Entering its 17th year, the RiverHawk Music Festival offers a slice of Americana.

The RiverHawk Music Festival will be held for four days in Dade City starting on Thursday.

DADE CITY – Along wide open fields, a part of Central Florida not spoiled by over-development, Mitch Lind sees something truly wonderful: a slice of Americana.
He also envisions something else: a guaranteed opportunity to boogie.
“This Americana movement is becoming more popular throughout the United States,” Lind said, “because it is pulling people away from mainstream music and showing them they can make their choices in terms of what they listen to, and not just turn on their radio and have it fed to them.”
Lind, the president of Lind Entertainment Corp. of Polk City, is the founder, organizer and driving force behind the RiverHawk Music Festival, which will be held from Thursday through Sunday at the Sertoma Youth Ranch near Dade City. It’s a weekend of food, camping, vendors, youth programs – and music.
So much, he said, that it’s possible to find any kind of music you like on one stage or another.
“You can explore musical avenues here at this show,” he said. “These bands are not hokey bands. They get with it, man. You’re going to hear great music and camp with your family. It rocks at night.”
As Lind noted, diversity will be the key word here. RiverHawk features something for everyone — alternative country, Rockabilly, Cajun, bluegrass, roots rock and more. The festival is offering more than 25 national touring bands on four stages, and the lineup includes Dave Alvin & the Guilty Ones, Searson, Steve Riley & the Mamou Playboys, Claire Lynch Band, Grand Slambovians, and Carolyn Wonderland — for starters.
The guitar licks start at 6 p.m. on Thursday, and continue daily from 10 a.m. until midnight – a constant stream of melodic sounds all throughout the ranch, Lind noted.
“The 90-acre Sertoma Youth Ranch is a beautiful wooded campground with a stream lining through it,” Lind said. “We started the show in 1995 in November, and it’s always been on that weekend. We’re at the point now where folks put it on their calendar and recognize it as a holiday as much as Thanksgiving. I think what they’re seeing and what they’re enjoying about it is it’s not a mainstream commercial festival. The music is diverse and unknown to most of the newcomers.”
That’s a key reason why Lind organized the festival 17 years ago: to provide a platform for a wide selection of music and talented performers that audiences might not be familiar with if they rarely stray beyond FM radio or MTV videos.
“Our statement normally is that 90 percent of the people only hear 10 percent of their available music in the world,” Lind said. “We have bands from Australia, Canada, New Zealand, England, Ireland and all over the United States, and these festivals are gaining popularity in that they’re showing people that there is a way to go to a music festival without the bombardment of big industry.”
If the music is diverse, so is the mood, and ambiance, that the bands conjure up at any one time during the day, he added.
“The atmosphere could be anywhere from relaxed to absolute boogie, because as the day increases, the music gets more intense and it grows with the day,” he said. “We have four stages of music at any given time. If you don’t like what you hear on one stage, take a walk and you’ll hear something else. We have great audience participation, and we have workshops that include playing on the banjo and guitar.”
What’s also important to keep in mind, Lind said, is that music isn’t the only thing happening at the festival.

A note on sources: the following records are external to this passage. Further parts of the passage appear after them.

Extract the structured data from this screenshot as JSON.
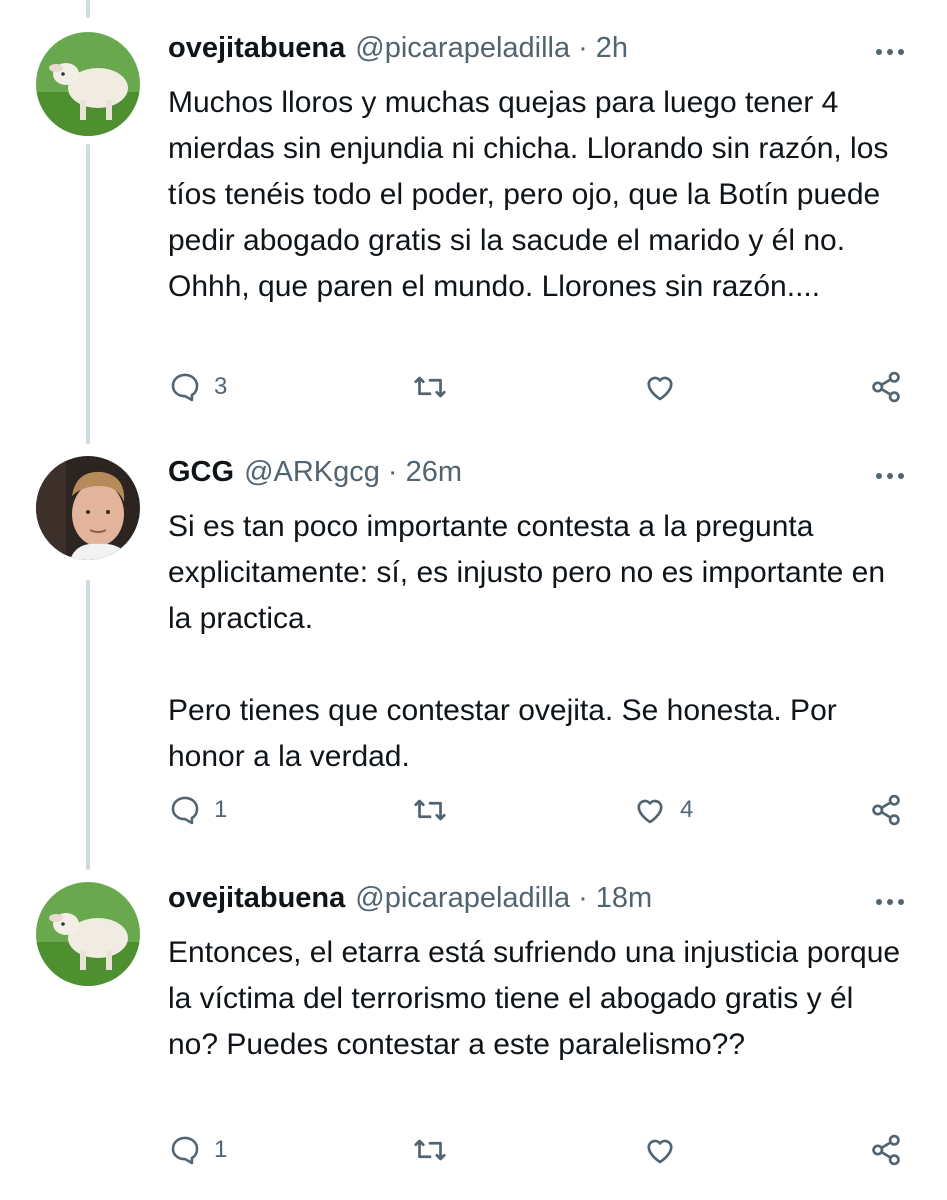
{
  "tweets": [
    {
      "display_name": "ovejitabuena",
      "handle": "@picarapeladilla",
      "separator": "·",
      "time": "2h",
      "text": "Muchos lloros y muchas quejas para luego tener 4 mierdas sin enjundia ni chicha. Llorando sin razón, los tíos tenéis todo el poder, pero ojo, que la Botín puede pedir abogado gratis si la sacude el marido y él no. Ohhh, que paren el mundo. Llorones sin razón....",
      "reply_count": "3",
      "retweet_count": "",
      "like_count": "",
      "avatar": "lamb-avatar"
    },
    {
      "display_name": "GCG",
      "handle": "@ARKgcg",
      "separator": "·",
      "time": "26m",
      "text": "Si es tan poco importante contesta a la pregunta explicitamente: sí, es injusto pero no es importante en la practica.\n\nPero tienes que contestar ovejita. Se honesta. Por honor a la verdad.",
      "reply_count": "1",
      "retweet_count": "",
      "like_count": "4",
      "avatar": "man-portrait-avatar"
    },
    {
      "display_name": "ovejitabuena",
      "handle": "@picarapeladilla",
      "separator": "·",
      "time": "18m",
      "text": "Entonces, el etarra está sufriendo una injusticia porque la víctima del terrorismo tiene el abogado gratis y él no? Puedes contestar a este paralelismo??",
      "reply_count": "1",
      "retweet_count": "",
      "like_count": "",
      "avatar": "lamb-avatar"
    }
  ],
  "icons": {
    "more": "more-horizontal-icon",
    "reply": "reply-bubble-icon",
    "retweet": "retweet-icon",
    "like": "heart-icon",
    "share": "share-icon"
  },
  "colors": {
    "text": "#0f1419",
    "secondary": "#536471",
    "thread_line": "#cfd9de"
  }
}
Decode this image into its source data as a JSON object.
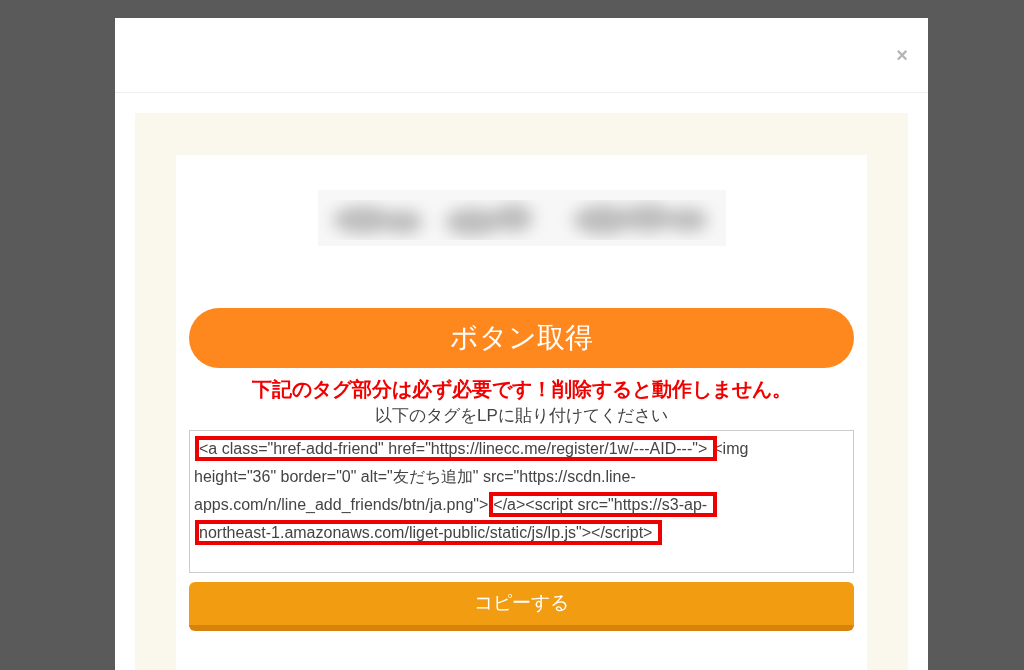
{
  "modal": {
    "close": "×",
    "get_button": "ボタン取得",
    "warning": "下記のタグ部分は必ず必要です！削除すると動作しません。",
    "instruction": "以下のタグをLPに貼り付けてください",
    "code_lines": [
      [
        {
          "text": "<a class=\"href-add-friend\" href=\"https://linecc.me/register/1w/---AID---\">",
          "highlighted": true
        },
        {
          "text": "<img",
          "highlighted": false
        }
      ],
      [
        {
          "text": "height=\"36\" border=\"0\" alt=\"友だち追加\" src=\"https://scdn.line-",
          "highlighted": false
        }
      ],
      [
        {
          "text": "apps.com/n/line_add_friends/btn/ja.png\">",
          "highlighted": false
        },
        {
          "text": "</a><script src=\"https://s3-ap-",
          "highlighted": true
        }
      ],
      [
        {
          "text": "northeast-1.amazonaws.com/liget-public/static/js/lp.js\"></script>",
          "highlighted": true
        }
      ]
    ],
    "copy_button": "コピーする"
  }
}
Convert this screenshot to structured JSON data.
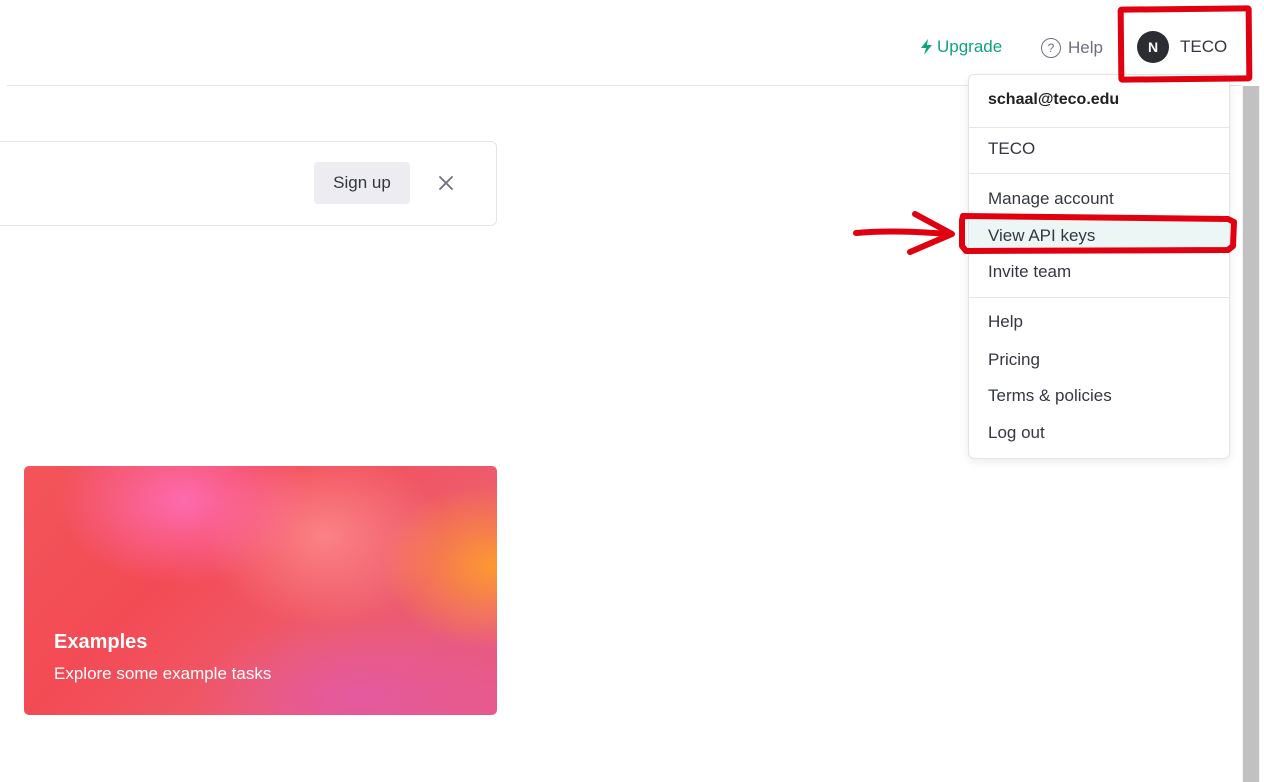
{
  "header": {
    "upgrade_label": "Upgrade",
    "help_label": "Help",
    "help_icon_glyph": "?",
    "account": {
      "avatar_initial": "N",
      "name": "TECO"
    }
  },
  "account_menu": {
    "email": "schaal@teco.edu",
    "organization": "TECO",
    "items_group1": [
      {
        "label": "Manage account",
        "highlighted": false
      },
      {
        "label": "View API keys",
        "highlighted": true
      },
      {
        "label": "Invite team",
        "highlighted": false
      }
    ],
    "items_group2": [
      {
        "label": "Help"
      },
      {
        "label": "Pricing"
      },
      {
        "label": "Terms & policies"
      },
      {
        "label": "Log out"
      }
    ]
  },
  "banner": {
    "signup_label": "Sign up",
    "close_icon": "close-icon"
  },
  "examples_card": {
    "title": "Examples",
    "description": "Explore some example tasks"
  },
  "colors": {
    "accent": "#10a37f",
    "annotation": "#e0000f",
    "highlight_bg": "#ecf7f5"
  }
}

“We have a lot of contests,” he said. “We play adult musical chairs set to a live band on Sunday. You’ve got to see a couple of hundred people doing musical chairs, it’s just crazy. Many of our acts are very theatrical and gaining a lot of crowd participation. We have tons of good quality cuisine, not just the junk food you’d normally get at a fair. We have gourmet chefs in our festival kitchen and festival vendors, and it’s really good food. We’re very particular about who we bring in for the food. And it’s a great place to do your Christmas shopping, because we have vendors who bring in their own soap and jewelry and stuff, and it’s all hand-made.”
This event started out in 1995 as the Wings and Strings Music Festival at Fantasy of Flight in Polk City, but eventually got moved to Sertoma Youth Ranch, where the name was changed to RiverHawk Music Festival.
“We just parted ways with Fantasy of Flight and it was either have a chicken wing festival or re-name it because we didn’t have any airplanes,” Lind said.
Since then, the event has grown in size, and “the average attendance is around 30,000 people,” Lind said. “It’s a big family event. We have grandparents and their kids and their kids’ kids. The whole family is out there for four days.”
It’s also done for a good cause, he added.
“A large portion of the proceeds go to the Sertoma Youth Ranch,” he said. “Kids can go in there at the youth ranch and camp for free. These events support the camp for the year so kids can utilize the camp at no cost, and we have a total full schedule of events for the kids.”
Attendees are encouraged to bring lawn chairs, but no coolers. Advance tickets range in cost from $10 to $45 daily, although on Sunday there’s a $30 carload special.
Tickets for all four days are $115. Kids ages 13-18 get in for $15 a day, and kids ages 12 and under get in free.